Delta has long had a small subfleet of MD-90s lurking around. The 16 MD-90s were supposed to be the beginning of a much larger fleet. In fact, the MD-90 was supposed to be the 727 replacement, but when McDonnell Douglas was bought by Boeing, Delta abandoned the rest of its MD-90s and instead went with the Boeing 737-800. Now it appears that Delta will be upping its fleet of MD-90s by 3, and I can't quite figure out why.

The MD-90 is actually a great plane to fly. You can think of it as a slightly stretched MD-80 with much quieter engines (actually the V2500s you'll find on many A320 family aircraft) and a more advanced cockpit. That means that for most of the plane, it is an incredibly quiet ride, and even those stuck next to the engines in back don't have an awful head-splitting experience like they do in the MD-80s. The layout is 2-3, so there are fewer middle seats on the plane. Delta has overhead screens for movies and all 16 now have wifi as well. As you can see, it's a nice ride.

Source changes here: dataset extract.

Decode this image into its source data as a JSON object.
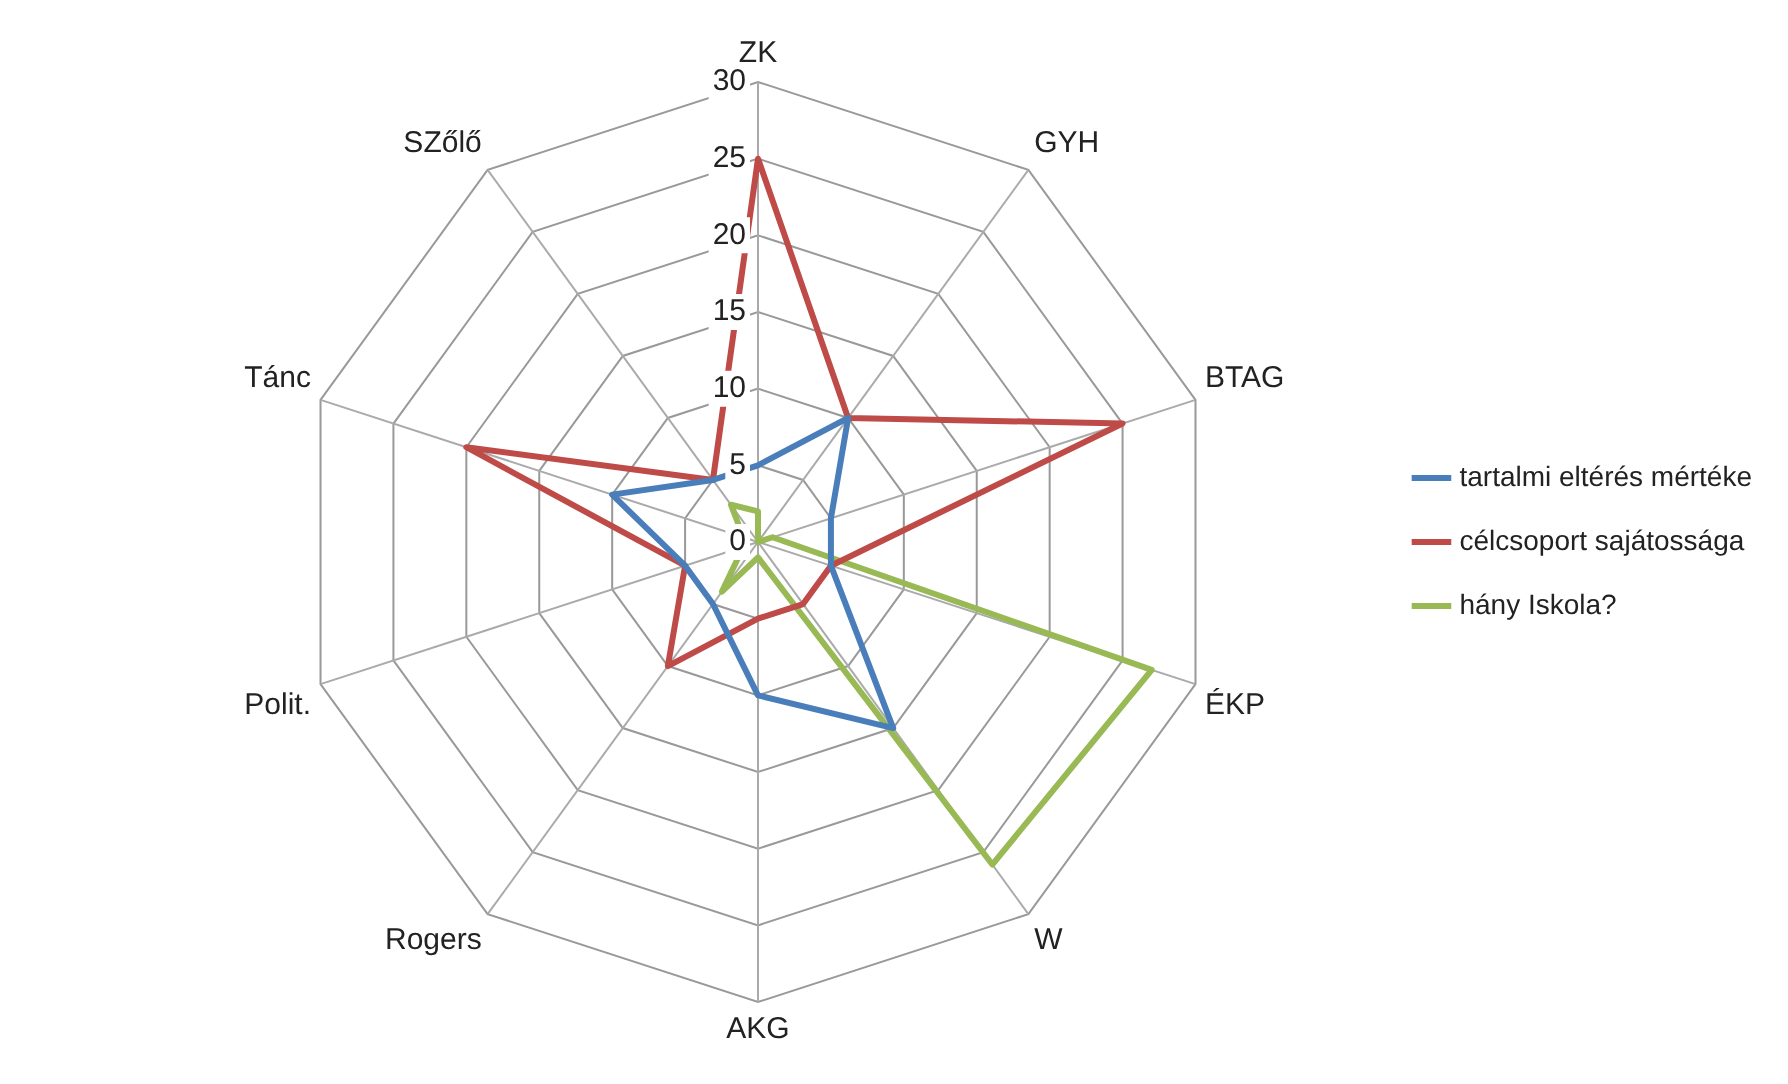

From a technical perspective, it's a decent, medium-haul airplane. It has a range of about 2,400 miles in its standard form (what Delta flies), but there were also two extended range aircraft built that can give it longer legs. Delta will be acquiring one of those airplanes and two standard ones from Hello Airlines. Delta's MD-90 seats 12 up front and 138 in the back. That compares to 16/144 on the 737-800s and 16/132 on Northwest's A320s. Both those airplanes have longer range.

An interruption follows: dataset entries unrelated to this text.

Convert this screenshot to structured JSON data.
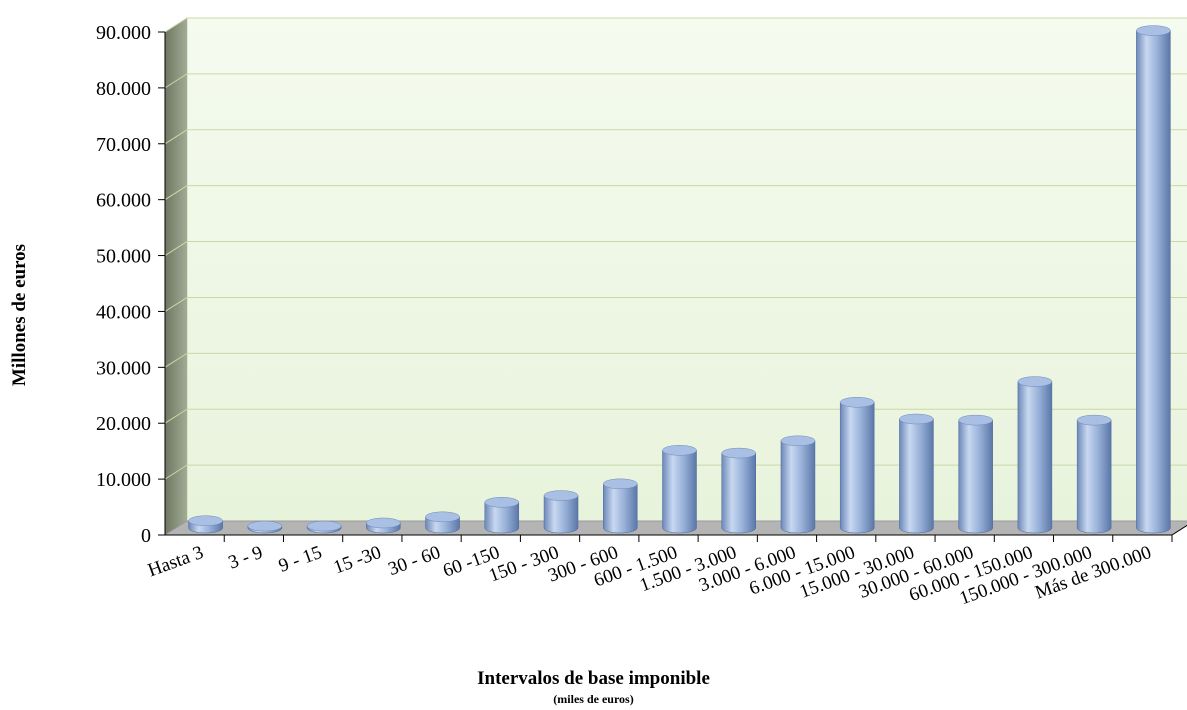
{
  "chart_data": {
    "type": "bar",
    "xlabel": "Intervalos de base imponible",
    "xlabel_sub": "(miles de euros)",
    "ylabel": "Millones de euros",
    "ylim": [
      0,
      90000
    ],
    "y_ticks": [
      {
        "value": 0,
        "label": "0"
      },
      {
        "value": 10000,
        "label": "10.000"
      },
      {
        "value": 20000,
        "label": "20.000"
      },
      {
        "value": 30000,
        "label": "30.000"
      },
      {
        "value": 40000,
        "label": "40.000"
      },
      {
        "value": 50000,
        "label": "50.000"
      },
      {
        "value": 60000,
        "label": "60.000"
      },
      {
        "value": 70000,
        "label": "70.000"
      },
      {
        "value": 80000,
        "label": "80.000"
      },
      {
        "value": 90000,
        "label": "90.000"
      }
    ],
    "categories": [
      "Hasta 3",
      "3 - 9",
      "9 - 15",
      "15 -30",
      "30 - 60",
      "60 -150",
      "150 - 300",
      "300 - 600",
      "600 - 1.500",
      "1.500 - 3.000",
      "3.000 - 6.000",
      "6.000 - 15.000",
      "15.000 - 30.000",
      "30.000 - 60.000",
      "60.000 - 150.000",
      "150.000 - 300.000",
      "Más de 300.000"
    ],
    "values": [
      1300,
      350,
      350,
      900,
      2000,
      4600,
      5800,
      7900,
      13900,
      13400,
      15600,
      22500,
      19500,
      19300,
      26200,
      19300,
      89000
    ],
    "grid": true,
    "legend": "none",
    "colors": {
      "bar_light": "#c6d6ee",
      "bar_mid": "#8fabd6",
      "bar_dark": "#4a6a9e",
      "plot_back": "#eef7e4",
      "wall_side": "#7f8a72",
      "grid": "#c9d9a6",
      "floor": "#b4b4b4"
    }
  }
}
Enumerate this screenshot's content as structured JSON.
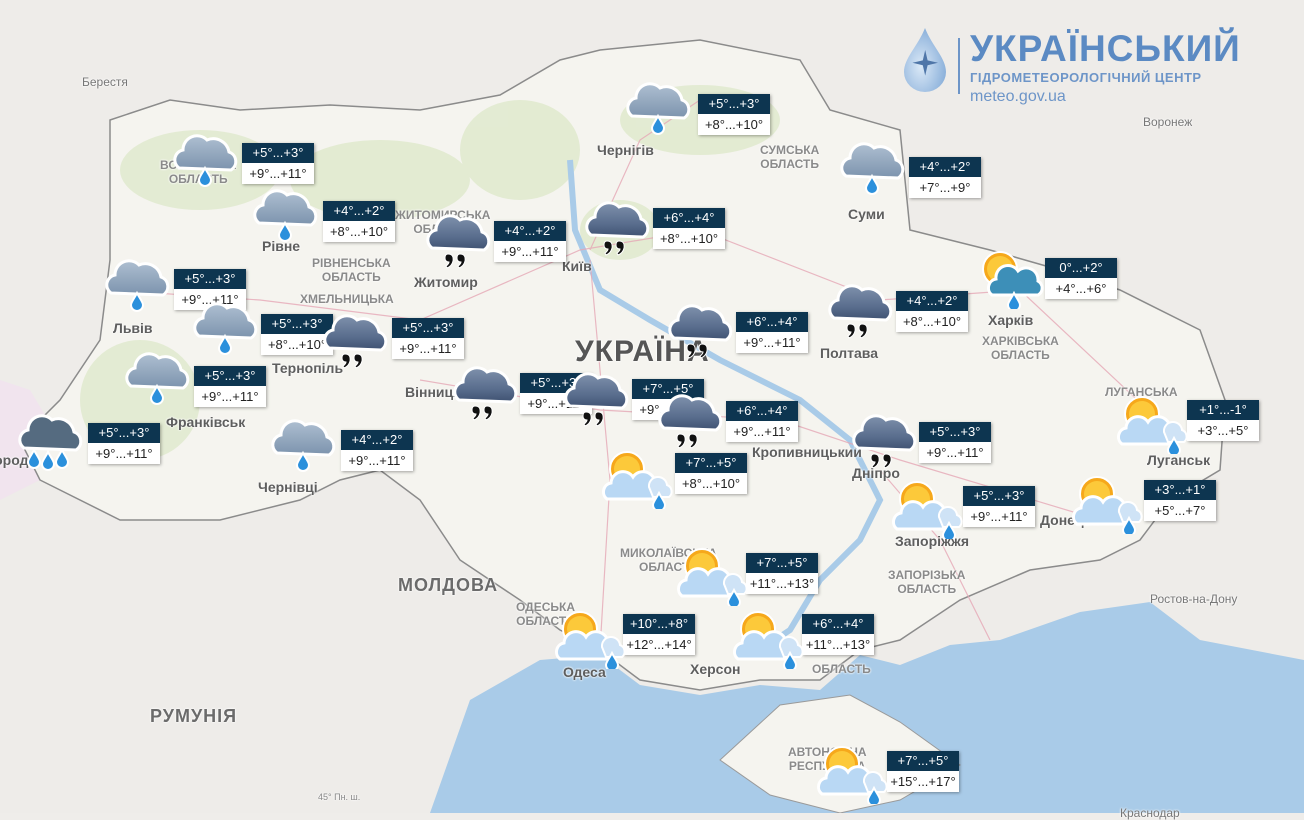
{
  "logo": {
    "title": "УКРАЇНСЬКИЙ",
    "subtitle": "ГІДРОМЕТЕОРОЛОГІЧНИЙ ЦЕНТР",
    "url": "meteo.gov.ua",
    "color": "#5b8ac3"
  },
  "colors": {
    "label_header": "#0d3550",
    "sea": "#a9cbe8",
    "land": "#f5f4f0"
  },
  "map_labels": {
    "berestia": "Берестя",
    "chernihiv": "Чернігів",
    "sumy_oblast": "СУМСЬКА\nОБЛАСТЬ",
    "sumy": "Суми",
    "voronezh": "Воронеж",
    "kyiv": "Київ",
    "zhytomyr": "Житомир",
    "zhytomyr_oblast": "ЖИТОМИРСЬКА\nОБЛАСТЬ",
    "volyn_oblast": "ВОЛИНСЬКА\nОБЛАСТЬ",
    "rivne_oblast": "РІВНЕНСЬКА\nОБЛАСТЬ",
    "khmelnytska": "ХМЕЛЬНИЦЬКА",
    "lviv": "Львів",
    "rivne": "Рівне",
    "ternopil": "Тернопіль",
    "frankivsk": "Франківськ",
    "uzhhorod": "Ужгород",
    "chernivtsi": "Чернівці",
    "vinnytsia": "Вінниця",
    "ukraine": "УКРАЇНА",
    "poltava": "Полтава",
    "kharkiv": "Харків",
    "kharkiv_oblast": "ХАРКІВСЬКА\nОБЛАСТЬ",
    "luhansk_oblast": "ЛУГАНСЬКА",
    "luhansk": "Луганськ",
    "dnipro": "Дніпро",
    "zaporizhzhia": "Запоріжжя",
    "zaporizhzhia_oblast": "ЗАПОРІЗЬКА\nОБЛАСТЬ",
    "donetsk": "Донецьк",
    "kropyvnytskyi": "Кропивницький",
    "moldova": "МОЛДОВА",
    "romania": "РУМУНІЯ",
    "mykolaiv_oblast": "МИКОЛАЇВСЬКА\nОБЛАСТЬ",
    "odesa_oblast": "ОДЕСЬКА\nОБЛАСТЬ",
    "odesa": "Одеса",
    "kherson": "Херсон",
    "kherson_oblast": "ОБЛАСТЬ",
    "rostov": "Ростов-на-Дону",
    "crimea": "АВТОНОМНА\nРЕСПУБЛІКА",
    "latitude": "45° Пн. ш.",
    "krasnodar": "Краснодар"
  },
  "forecasts": [
    {
      "place": "volyn",
      "icon": "rain-cloud-icon",
      "night": "+5°...+3°",
      "day": "+9°...+11°"
    },
    {
      "place": "rivne",
      "icon": "rain-cloud-icon",
      "night": "+4°...+2°",
      "day": "+8°...+10°"
    },
    {
      "place": "zhytomyr",
      "icon": "drizzle-cloud-icon",
      "night": "+4°...+2°",
      "day": "+9°...+11°"
    },
    {
      "place": "kyiv",
      "icon": "drizzle-cloud-icon",
      "night": "+6°...+4°",
      "day": "+8°...+10°"
    },
    {
      "place": "chernihiv",
      "icon": "rain-cloud-icon",
      "night": "+5°...+3°",
      "day": "+8°...+10°"
    },
    {
      "place": "sumy",
      "icon": "rain-cloud-icon",
      "night": "+4°...+2°",
      "day": "+7°...+9°"
    },
    {
      "place": "kharkiv",
      "icon": "sun-rain-cloud-icon",
      "night": "0°...+2°",
      "day": "+4°...+6°"
    },
    {
      "place": "poltava",
      "icon": "drizzle-cloud-icon",
      "night": "+4°...+2°",
      "day": "+8°...+10°"
    },
    {
      "place": "lviv",
      "icon": "rain-cloud-icon",
      "night": "+5°...+3°",
      "day": "+9°...+11°"
    },
    {
      "place": "ternopil",
      "icon": "rain-cloud-icon",
      "night": "+5°...+3°",
      "day": "+8°...+10°"
    },
    {
      "place": "khmelnytskyi",
      "icon": "drizzle-cloud-icon",
      "night": "+5°...+3°",
      "day": "+9°...+11°"
    },
    {
      "place": "ivano-frankivsk",
      "icon": "rain-cloud-icon",
      "night": "+5°...+3°",
      "day": "+9°...+11°"
    },
    {
      "place": "uzhhorod",
      "icon": "heavy-rain-cloud-icon",
      "night": "+5°...+3°",
      "day": "+9°...+11°"
    },
    {
      "place": "chernivtsi",
      "icon": "rain-cloud-icon",
      "night": "+4°...+2°",
      "day": "+9°...+11°"
    },
    {
      "place": "vinnytsia",
      "icon": "drizzle-cloud-icon",
      "night": "+5°...+3°",
      "day": "+9°...+11°"
    },
    {
      "place": "cherkasy",
      "icon": "drizzle-cloud-icon",
      "night": "+6°...+4°",
      "day": "+9°...+11°"
    },
    {
      "place": "uman",
      "icon": "drizzle-cloud-icon",
      "night": "+7°...+5°",
      "day": "+9°...+11°"
    },
    {
      "place": "kropyvnytskyi",
      "icon": "drizzle-cloud-icon",
      "night": "+6°...+4°",
      "day": "+9°...+11°"
    },
    {
      "place": "kropyvnytskyi-south",
      "icon": "sun-cloud-rain-icon",
      "night": "+7°...+5°",
      "day": "+8°...+10°"
    },
    {
      "place": "dnipro",
      "icon": "drizzle-cloud-icon",
      "night": "+5°...+3°",
      "day": "+9°...+11°"
    },
    {
      "place": "zaporizhzhia",
      "icon": "sun-cloud-rain-icon",
      "night": "+5°...+3°",
      "day": "+9°...+11°"
    },
    {
      "place": "donetsk",
      "icon": "sun-cloud-rain-icon",
      "night": "+3°...+1°",
      "day": "+5°...+7°"
    },
    {
      "place": "luhansk",
      "icon": "sun-cloud-rain-icon",
      "night": "+1°...-1°",
      "day": "+3°...+5°"
    },
    {
      "place": "mykolaiv",
      "icon": "sun-cloud-rain-icon",
      "night": "+7°...+5°",
      "day": "+11°...+13°"
    },
    {
      "place": "odesa",
      "icon": "sun-cloud-rain-icon",
      "night": "+10°...+8°",
      "day": "+12°...+14°"
    },
    {
      "place": "kherson",
      "icon": "sun-cloud-rain-icon",
      "night": "+6°...+4°",
      "day": "+11°...+13°"
    },
    {
      "place": "crimea",
      "icon": "sun-cloud-rain-icon",
      "night": "+7°...+5°",
      "day": "+15°...+17°"
    }
  ]
}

So what exactly is Delta getting with these three additional MD-90s? I suppose if they needed additional capacity, that would be the cheapest way to acquire a medium range airliner quickly. But Delta doesn't need additional capacity. Delta has been cutting routes all over the place, and I'm sure they still haven't rationalized all the Northwest/Delta capacity they have out there.

So I find myself scratching my head on this one. Why the heck are they doing this?